В союзе звуков, чувств и дум - страница 17
Так точно в «Онегине»: повествовательный эпизод, лирическое стихотворение, веселый смех, печальное раздумье и т. д. и т. п. - все соседствует и гармонически сочетается.
Долгое время я бился над тем, как «оправдать» переходы от одного к другому в тех случаях, когда плавных переходов, собственно, нет. Особенно много таких мест в I главе. Вот Пушкин с Онегиным стоят на берегу Невы, упиваясь «дыханьем ночи благосклонной», слушая пленившую их вдалеке песню. И вдруг неожиданно: «...но слаще средь ночных забав // Напев Торкватовых октав!» И сразу после этого обращение к итальянским берегам, к младой венецианке, с которой «обретут уста мои // Язык Петрарки и любви», и тут же переход к «небу Африки моей», под которым все равно суждено «вздыхать о сумрачной России». И опять без всякого перехода продолжение рассказа об Онегине...
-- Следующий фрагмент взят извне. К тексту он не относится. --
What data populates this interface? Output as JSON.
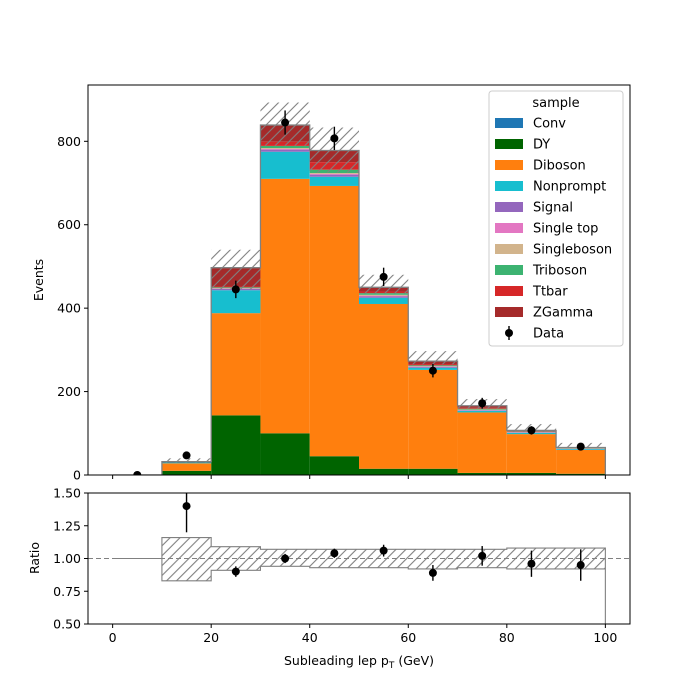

Но оказалось, что при чтении подобных мест не нужно никаких внешних «оправданий». Глубокое ассоциативное мышление Пушкина само по себе оправдывает поражающие смелостью сочетания, и не требуется от исполнителя внешней суеты, направленной на соблюдение «психологической правды». Пейзаж гармоничен. Не следует нарушать его гармонию искусственным вмешательством.
Гармония непрерывного онегинского «пейзажа» при чтении композиции стала в моем сознании нарушаться из-за отсутствия многих частей.
Так постепенно, под влиянием свойств самого произведения, возникла и окрепла потребность прочитать со сцены весь роман целиком.
Не могу обойтись без краткого отступления. Мечта не могла бы воплотиться в действительность без помощи Московского пушкинского музея, родившегося в 1961 году и успевшего завоевать всеобщее уважение и любовь. Кажется, нет в Москве такого артиста или писателя, который не считал бы честью для себя выступить в стенах этого удивительного дома. Шла там ежегодно и моя композиция в февральские пушкинские дни. Мои друзья Е. В. Муза, А. С. Фрумкина, О. М. Итина, А. 3. Крейн не только поддержали намерение прочитать роман без купюр, но и оказали всяческую помощь. Там-то, в пушкинском музее, зимой 1970 года и состоялось в течение трех вечеров первое чтение новой - опять новой! - работы.
Теперь, ориентируясь в пространстве и времени уникального романа, я с уверенностью могу сказать одно: чего не надо делать при чтении вслух, чтобы не нарушить его пейзажа.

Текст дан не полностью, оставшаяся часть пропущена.